Gerry’s next operational sortie, on 24th August, was to be his first and last in the Spitfire Mk.IX. Flight Lieutenant Ian Keltie remembered that it was a particularly hot day, “in more ways than one.”
S/Ldr. Watkins led 402 and 611 squadrons for Composite ‘Circus’ 208, escorting B-17 Flying Fortresses targeting the Ateliers et Chantiers Maritime de la Seine shipyards at Le Trait. Three of 611 Squadron’s aircraft couldn’t release their drop tanks and only made it ten miles into France. They orbited the area and waited for the ‘beehive’ to return. The bombers reached their target but most of their bombs were seen to fall into the river. 611 Squadron were flying at 28,000ft with 402 above them at 30,000ft when 12 FW190’s were spotted coming up from the west in pairs and threes 2000 ft below 402.
611 Squadron continued to cover the bombers as S/Ldr. Bretz dived to attack followed by his squadron. During the engagement over the Yvetot area, 402 lost height and were at 22,000ft when a further 40 FW190’s joined the melee. As the bombers and their escort were already well out to sea, 402 sought to return to England as best they could, but lost two pilots – Gerry MacKay, last seen diving into the first attack, and Flight Sergeant Victor Howard Miller, last seen spinning down at 24,000ft over Bolbec. The rest of 402 made it back to England, one aircraft landed at West Malling, and two crash-landed, one at Ripe (pilot uninjured, possibly P/O Magee in Spitfire IX BS123) the other back at Kenley, (F/Lt. Bland badly wounded in Spitfire IX, BS198). F/Lt. Keltie also made it back to Kenley, and was surprised to find he could stand – his flying boot was full of blood. He and F/Lt. Bland were taken by ambulance to an emergency hospital, probably St. Lawrence’s, Caterham, as Keltie refers to it being in “the wing of an insane asylum that was down the hill from Kenley airport.”

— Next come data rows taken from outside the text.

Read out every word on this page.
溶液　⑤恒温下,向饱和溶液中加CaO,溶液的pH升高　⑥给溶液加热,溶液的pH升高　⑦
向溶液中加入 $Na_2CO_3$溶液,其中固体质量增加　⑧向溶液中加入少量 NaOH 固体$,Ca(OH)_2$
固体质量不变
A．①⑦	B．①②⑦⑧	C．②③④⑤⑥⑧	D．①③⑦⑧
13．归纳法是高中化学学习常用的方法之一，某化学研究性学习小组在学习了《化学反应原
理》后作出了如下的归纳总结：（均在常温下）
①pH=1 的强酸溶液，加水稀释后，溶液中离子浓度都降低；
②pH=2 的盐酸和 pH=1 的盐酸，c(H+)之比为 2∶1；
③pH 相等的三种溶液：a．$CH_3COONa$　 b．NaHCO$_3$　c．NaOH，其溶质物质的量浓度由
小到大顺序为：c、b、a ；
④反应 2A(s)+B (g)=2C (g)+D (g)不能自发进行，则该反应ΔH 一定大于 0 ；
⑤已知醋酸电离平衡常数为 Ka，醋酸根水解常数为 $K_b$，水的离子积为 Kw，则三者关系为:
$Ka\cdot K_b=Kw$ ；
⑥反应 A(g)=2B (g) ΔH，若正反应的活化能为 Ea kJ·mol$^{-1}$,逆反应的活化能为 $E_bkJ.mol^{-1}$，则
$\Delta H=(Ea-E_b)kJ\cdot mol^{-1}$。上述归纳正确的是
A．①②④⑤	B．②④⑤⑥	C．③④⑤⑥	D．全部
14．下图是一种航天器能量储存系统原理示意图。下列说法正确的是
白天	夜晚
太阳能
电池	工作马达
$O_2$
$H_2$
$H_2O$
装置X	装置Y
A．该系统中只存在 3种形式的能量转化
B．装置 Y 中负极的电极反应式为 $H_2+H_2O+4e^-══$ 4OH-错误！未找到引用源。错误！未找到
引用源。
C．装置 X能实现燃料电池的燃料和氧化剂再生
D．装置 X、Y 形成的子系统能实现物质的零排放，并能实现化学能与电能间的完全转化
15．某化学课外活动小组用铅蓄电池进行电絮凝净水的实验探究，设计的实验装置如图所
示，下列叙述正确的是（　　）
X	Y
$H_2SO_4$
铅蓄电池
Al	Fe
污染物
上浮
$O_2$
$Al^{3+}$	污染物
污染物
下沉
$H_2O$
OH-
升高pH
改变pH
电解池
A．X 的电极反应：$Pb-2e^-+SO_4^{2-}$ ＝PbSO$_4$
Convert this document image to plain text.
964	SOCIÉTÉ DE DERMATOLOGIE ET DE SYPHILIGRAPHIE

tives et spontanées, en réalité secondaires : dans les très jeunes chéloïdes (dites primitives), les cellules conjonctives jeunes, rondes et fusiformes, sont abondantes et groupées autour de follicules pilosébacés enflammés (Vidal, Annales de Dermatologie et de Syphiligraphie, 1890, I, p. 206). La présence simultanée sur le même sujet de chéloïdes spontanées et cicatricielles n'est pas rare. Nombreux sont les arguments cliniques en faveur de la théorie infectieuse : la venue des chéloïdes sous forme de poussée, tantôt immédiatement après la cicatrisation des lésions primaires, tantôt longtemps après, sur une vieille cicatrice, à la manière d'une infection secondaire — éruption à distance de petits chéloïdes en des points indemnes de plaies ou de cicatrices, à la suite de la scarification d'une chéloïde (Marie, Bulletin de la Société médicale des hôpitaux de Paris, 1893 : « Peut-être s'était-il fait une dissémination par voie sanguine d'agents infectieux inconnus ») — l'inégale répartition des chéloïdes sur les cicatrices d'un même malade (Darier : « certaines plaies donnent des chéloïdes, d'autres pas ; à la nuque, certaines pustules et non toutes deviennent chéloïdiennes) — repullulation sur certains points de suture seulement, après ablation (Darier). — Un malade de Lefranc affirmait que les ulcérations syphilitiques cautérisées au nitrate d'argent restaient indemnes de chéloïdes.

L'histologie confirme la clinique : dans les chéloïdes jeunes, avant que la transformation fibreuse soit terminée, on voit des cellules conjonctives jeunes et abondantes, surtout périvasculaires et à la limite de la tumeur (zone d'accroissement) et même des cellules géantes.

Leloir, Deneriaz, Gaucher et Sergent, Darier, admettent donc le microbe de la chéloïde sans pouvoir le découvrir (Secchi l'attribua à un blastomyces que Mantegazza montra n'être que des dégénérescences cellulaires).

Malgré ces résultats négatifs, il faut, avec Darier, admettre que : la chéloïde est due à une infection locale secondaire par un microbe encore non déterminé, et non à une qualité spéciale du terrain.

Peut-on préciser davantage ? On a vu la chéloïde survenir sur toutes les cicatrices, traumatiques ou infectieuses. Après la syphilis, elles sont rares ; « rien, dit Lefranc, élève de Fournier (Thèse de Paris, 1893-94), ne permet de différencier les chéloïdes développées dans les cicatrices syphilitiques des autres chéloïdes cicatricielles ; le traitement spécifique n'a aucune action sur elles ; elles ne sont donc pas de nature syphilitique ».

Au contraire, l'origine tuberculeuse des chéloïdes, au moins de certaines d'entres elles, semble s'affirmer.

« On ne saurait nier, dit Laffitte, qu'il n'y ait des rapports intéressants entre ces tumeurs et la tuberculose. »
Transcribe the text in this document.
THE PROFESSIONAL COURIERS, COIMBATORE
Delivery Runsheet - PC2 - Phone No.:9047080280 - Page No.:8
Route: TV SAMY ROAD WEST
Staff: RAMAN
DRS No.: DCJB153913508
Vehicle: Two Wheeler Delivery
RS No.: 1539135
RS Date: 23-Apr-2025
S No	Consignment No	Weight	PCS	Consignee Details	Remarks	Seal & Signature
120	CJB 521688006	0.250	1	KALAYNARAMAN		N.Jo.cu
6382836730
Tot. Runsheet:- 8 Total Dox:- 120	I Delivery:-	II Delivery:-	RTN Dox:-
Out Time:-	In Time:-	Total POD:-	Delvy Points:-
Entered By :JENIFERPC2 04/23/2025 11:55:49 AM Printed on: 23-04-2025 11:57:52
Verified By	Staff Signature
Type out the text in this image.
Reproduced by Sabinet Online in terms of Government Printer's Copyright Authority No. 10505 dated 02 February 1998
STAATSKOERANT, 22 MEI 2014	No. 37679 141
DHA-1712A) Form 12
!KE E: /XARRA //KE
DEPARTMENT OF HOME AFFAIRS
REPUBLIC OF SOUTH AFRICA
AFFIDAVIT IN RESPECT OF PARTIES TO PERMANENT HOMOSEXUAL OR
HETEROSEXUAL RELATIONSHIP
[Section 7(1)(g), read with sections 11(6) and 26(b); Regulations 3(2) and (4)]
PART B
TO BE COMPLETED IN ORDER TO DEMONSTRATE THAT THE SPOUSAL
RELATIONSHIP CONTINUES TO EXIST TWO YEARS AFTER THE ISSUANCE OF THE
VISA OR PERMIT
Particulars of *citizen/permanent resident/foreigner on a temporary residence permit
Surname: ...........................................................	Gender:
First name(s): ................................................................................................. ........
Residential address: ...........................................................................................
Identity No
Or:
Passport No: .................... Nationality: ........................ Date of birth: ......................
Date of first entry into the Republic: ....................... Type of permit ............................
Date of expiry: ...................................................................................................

For 402’s losses and injuries, Bretz and Bland both claimed an FW190 destroyed, P/O Keene and F/Lt. Compton claimed ‘probables’ – four other pilots claimed to have each damaged a FW190.
On 4th September, S/Ldr. Bretz wrote to Gerry’s Father, Dr. MacKay, to add more detail to the terrible news that his son was “missing,” explaining that Gerry and his wingman were “last seen attacking 3 FW190’s,” during the “severe dogfights” of 24th August. He held out some hope:
One Spitfire was seen going down, apparently under control, into France. Another Spitfire was seen to crash into the sea about five miles north of Fecamp. Gerry could quite well have been in one of these. There is a good possibility that he may be reported Prisoner of War.
However, at the end of October, Gerry’s wife, Edith, received the news that she must have been dreading – information received from the International Red Cross indicated that MacKay had been killed on 24th August. She was heavily pregnant and all hopes of being reunited with her husband were extinguished. Her baby daughter, aptly named Geraldine, was born on 30th November, 1942.
Perhaps MacKay’s Spitfire was the one that Bretz described as heading towards France “apparently under control” – paperwork from the Missing Research and Enquiry Units in 1947 states that BS122 crashed at Blosseville-sur-Mer, and the pilot, MacKay, was laid to rest at St. Valery-en-Caux. He lies alongside Sgt. Victor Howard Miller, his wingman, killed on the same sortie.
‘Norm’ Bretz, who had served alongside Gerry since his earliest days with 402 Squadron, described him as:
…one of the best pilots this Squadron has ever had.
Rest in peace Sir and thank you for your service.